Eski zamanları düşünüyorum da, ne safmışım, oysaki dışarıdan hep zeki gözükürdüm. Memleketten döndükten sonra ilk ve son sevdiğim Dağra'yı evime gelmesini beklemiyordum tabiki. Onu görünce çok özlediğimi anlamıştım. Şu anda olduğu gibi.. Üstünden iki sene geçmesine rağmen, onu hala deli gibi özlüyorum.. Yüzünü, kokusunu yavaş yavaş unutsam da, sesi hala kulaklarımda..
---------------
Karanlığın içindeki kadın, ellerindeki sigarayı son bir kere çekip yere attı. Karşısında oturan adamı saatlerdir izliyordu.
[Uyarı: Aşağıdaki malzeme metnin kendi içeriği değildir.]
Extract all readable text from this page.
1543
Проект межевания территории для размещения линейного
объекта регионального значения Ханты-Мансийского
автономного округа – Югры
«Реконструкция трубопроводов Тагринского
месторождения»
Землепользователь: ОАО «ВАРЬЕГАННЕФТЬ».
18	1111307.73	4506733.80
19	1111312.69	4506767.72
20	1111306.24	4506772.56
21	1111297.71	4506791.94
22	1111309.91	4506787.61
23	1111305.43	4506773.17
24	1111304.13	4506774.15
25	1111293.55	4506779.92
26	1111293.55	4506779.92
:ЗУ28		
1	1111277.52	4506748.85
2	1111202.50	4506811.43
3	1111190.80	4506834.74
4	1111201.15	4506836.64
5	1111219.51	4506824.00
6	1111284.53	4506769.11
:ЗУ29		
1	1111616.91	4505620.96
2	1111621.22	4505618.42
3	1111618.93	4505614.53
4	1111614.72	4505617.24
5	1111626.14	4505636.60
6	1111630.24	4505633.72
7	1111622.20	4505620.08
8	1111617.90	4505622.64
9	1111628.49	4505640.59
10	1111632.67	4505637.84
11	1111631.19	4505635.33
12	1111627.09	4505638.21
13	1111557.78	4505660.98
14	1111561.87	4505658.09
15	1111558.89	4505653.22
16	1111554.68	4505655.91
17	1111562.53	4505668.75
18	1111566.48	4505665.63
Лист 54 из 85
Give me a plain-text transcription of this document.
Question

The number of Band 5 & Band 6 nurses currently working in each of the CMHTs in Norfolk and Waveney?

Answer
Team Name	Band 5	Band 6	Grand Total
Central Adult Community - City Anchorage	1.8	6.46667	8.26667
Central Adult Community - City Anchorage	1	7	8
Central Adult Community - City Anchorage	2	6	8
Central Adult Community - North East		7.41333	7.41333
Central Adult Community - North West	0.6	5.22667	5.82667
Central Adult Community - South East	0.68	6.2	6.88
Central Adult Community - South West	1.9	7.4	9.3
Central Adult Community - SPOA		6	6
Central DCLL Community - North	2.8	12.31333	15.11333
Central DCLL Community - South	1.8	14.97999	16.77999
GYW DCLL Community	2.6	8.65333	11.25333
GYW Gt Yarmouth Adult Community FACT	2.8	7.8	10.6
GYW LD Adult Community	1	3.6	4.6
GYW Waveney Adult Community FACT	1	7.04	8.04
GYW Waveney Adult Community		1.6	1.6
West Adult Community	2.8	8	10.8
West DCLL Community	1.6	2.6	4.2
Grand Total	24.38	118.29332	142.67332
Ona demesi gereken şeyler vardı ama nereden başlayacağını bilmiyordu. Adam, hiçbir şeyden habersiz bankta denizi izliyordu. Düşünceli bir hali vardı. Kadın, sessizce son cesaretini toplayıp, denize karşı oturan adamın yanına oturdu. Hiç çekinmeden söze girdi genç kadın.
"Sana anlatmam gereken şeyler var dinle beni." Siyah gözlü adam, delirtmek istercesine yavaş hareketlerle kadına baktı. Kimdi ki bu kadın? Neden bu saatte buradaydı ve ne anlatmak için gelmişti? Adam aklındaki soruları atarak kadının anlatması için onay verdi. Kadın bu kadar kolay olacağını düşünmediği için biraz affalasada belli etmedi ve kendinden emin bir şekilde anlatmaya başladı. Kadın anlattıkça adamda ki ciddiyet artıyor, sinirlendiğini hissediyordu. Kadın kimdi, ve hakkındaki bu kadar şeyi nereden biliyordu?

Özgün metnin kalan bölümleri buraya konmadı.